For the trial, Flaherman and colleagues recruited 40 full-term newborns. The infants were between 1 and 2 days old and had lost more than 5% of their birth weight.

They randomly assigned the babies to one of two groups: an ELF group and a breastfeeding only group.

In the ELF group, the babies received one-third of an ounce of infant formula by syringe after each breastfeed, while in the breastfeeding only group (the controls), the babies received no supplementation and were assigned to be fed only via the breast.

The idea of the intervention was to cause minimum interference with breastfeeding, which occurred up to 12 times a day. ELF was in small amounts, at the end of each breastfeeding session.

They used a syringe so as not cause confusion about nipples: sometimes when babies are given a bottle as well as the breast, they can end up preferring the bottle nipple.

ELF was stopped as soon as the mother were producing enough mature milk: this was between 2 and 5 days after birth.

One week after birth, all the babies in both groups were still breastfeeding. But in the ELF group, only 10% of the babies had been given formula in the previous 24 hours compared to 47% of the breastfeeding only group.

Three months after birth, 79% of the ELF babies were still breastfeeding exclusively, compared to 42% of the controls.

Also at the three-month assessment, researchers found that 98% of the ELF babies were breastfeeding to some extent, compared to only 68% of the controls.

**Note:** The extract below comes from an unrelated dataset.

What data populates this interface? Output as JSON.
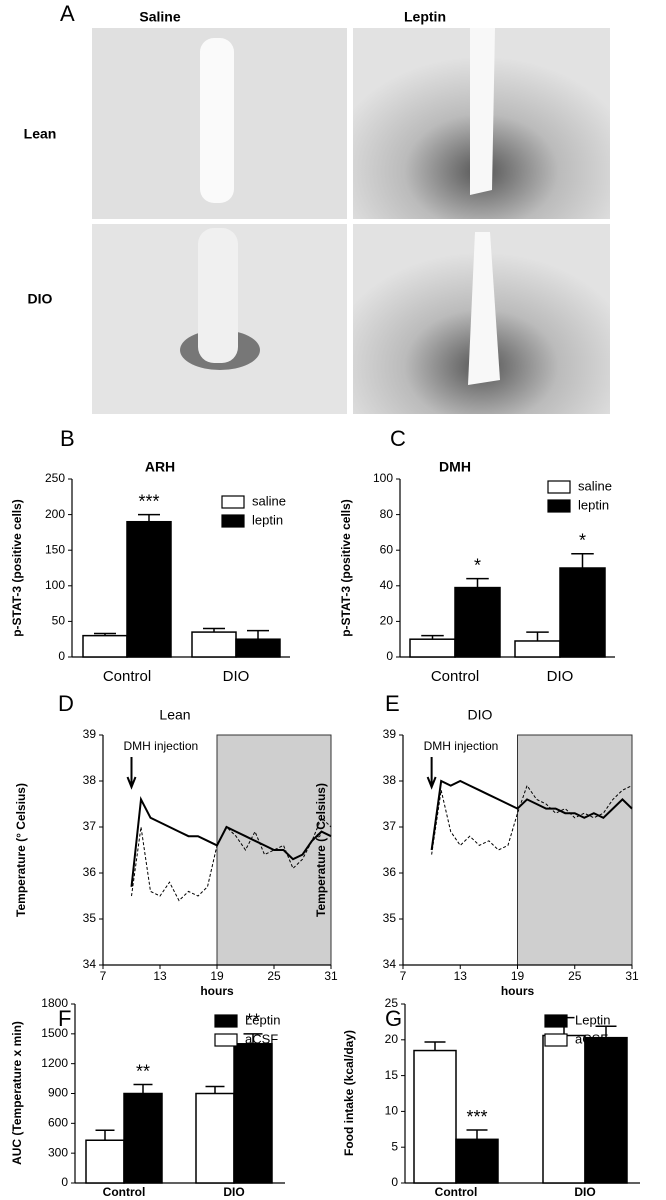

Although the results seem impressive, the authors point out this is the first study of its kind, with a small number of participants, and now needs to be confirmed with larger trials in other populations.

James Taylor, medical director for the University of Washington Medical Center's Newborn Nursery, was not involved with the research. He says the results are "provocative and challenge conventional wisdom".

"It is crucial that we have more randomized controlled trials on interventions to increase breastfeeding rather than relying on heavily confounded observational studies or biased expert opinion," he urges.

A recent report from the US Centers for Disease Control and Prevention (CDC) shows that more American mothers are breastfeeding, and a record number are still breastfeeding at six months.